Clause 11 removes from the local authorities the power to apply to the Minister of Housing and Local Government for permission to prosecute a works registered under the Alkali Act 1906. My advice is that in twelve years this power has been used only five times, and not once has a consent been granted by the Minister. Therefore the power is not really wanted and what we are doing is to remove from stock an article which we did not sell and for which there was no demand; and the local authority associations are not objecting.

The noble Lord, Lord Nunburnholme, mentioned exhaust fumes. We cannot in a Bill like this legislate against exhaust fumes.
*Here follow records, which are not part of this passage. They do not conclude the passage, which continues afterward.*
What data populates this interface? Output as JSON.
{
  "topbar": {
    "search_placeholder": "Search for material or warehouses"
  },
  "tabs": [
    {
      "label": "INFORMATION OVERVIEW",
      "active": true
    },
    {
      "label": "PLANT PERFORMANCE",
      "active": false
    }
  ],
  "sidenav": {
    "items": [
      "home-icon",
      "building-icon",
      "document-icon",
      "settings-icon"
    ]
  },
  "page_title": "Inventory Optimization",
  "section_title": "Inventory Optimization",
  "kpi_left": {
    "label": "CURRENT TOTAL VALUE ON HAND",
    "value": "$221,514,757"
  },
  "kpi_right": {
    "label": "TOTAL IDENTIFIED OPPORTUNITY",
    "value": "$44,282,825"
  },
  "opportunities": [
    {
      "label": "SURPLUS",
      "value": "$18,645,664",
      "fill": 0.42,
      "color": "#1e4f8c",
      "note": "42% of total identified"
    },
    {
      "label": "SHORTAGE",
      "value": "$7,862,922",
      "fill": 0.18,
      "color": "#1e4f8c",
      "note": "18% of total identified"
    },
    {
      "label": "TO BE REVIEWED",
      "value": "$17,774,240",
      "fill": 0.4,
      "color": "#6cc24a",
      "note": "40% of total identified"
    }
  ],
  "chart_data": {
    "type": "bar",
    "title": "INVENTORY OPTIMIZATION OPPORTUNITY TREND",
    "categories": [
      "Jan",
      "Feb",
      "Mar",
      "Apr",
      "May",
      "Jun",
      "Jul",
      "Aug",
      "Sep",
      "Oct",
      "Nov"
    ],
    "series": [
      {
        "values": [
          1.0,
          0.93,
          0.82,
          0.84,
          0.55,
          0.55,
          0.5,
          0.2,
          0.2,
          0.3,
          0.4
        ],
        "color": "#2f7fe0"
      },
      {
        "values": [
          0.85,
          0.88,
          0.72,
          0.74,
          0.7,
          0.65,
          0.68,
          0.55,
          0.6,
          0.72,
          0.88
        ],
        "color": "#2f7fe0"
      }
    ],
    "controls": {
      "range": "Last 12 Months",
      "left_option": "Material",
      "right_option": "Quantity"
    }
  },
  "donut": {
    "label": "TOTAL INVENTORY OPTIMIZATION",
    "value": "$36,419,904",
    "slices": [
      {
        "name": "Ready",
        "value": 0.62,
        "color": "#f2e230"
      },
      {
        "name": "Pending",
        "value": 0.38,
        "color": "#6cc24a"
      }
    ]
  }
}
This Bill is backed by the Ministry of Housing and Local Government, and exhaust fumes are a matter for the Minister of Transport. Further-more, the subject of exhaust fumes is a complicated matter and one highly charged with emotion. Therefore we decided that it would be well to leave it alone. As the noble Lord, Lord Brooke, said, this Bill is merely an extension of the 1956 Act. The smell of weedkillers may be something to do with the Ministry of Agriculture, Fisheries and Food, but I think that we could not do anything for it in legislation of this kind. I agree that weedkillers make an awful smell and sometimes do an enormous amount of damage, but we cannot do anything about them at the moment.

My noble friend Lord Rhodes mentioned propaganda and said that everybody should learn more about smoke control. I quite agree. But, of course, local authorities already receive a great deal of information from the Ministry of Housing and Local Government, and the Ministry view is rather that if the local authorities do not do what we hope they will do, it is probably not the fault of the Ministry. The information is there for anybody who wants it.

My Lords, I hope that I have answered all the questions that were raised. It only remains for me to thank all those noble Lords who have spoken and to express the hope that this Bill will meet with your Lordships' approval.

On Question, Bill read 2a, and committed to a Committee of the Whole House.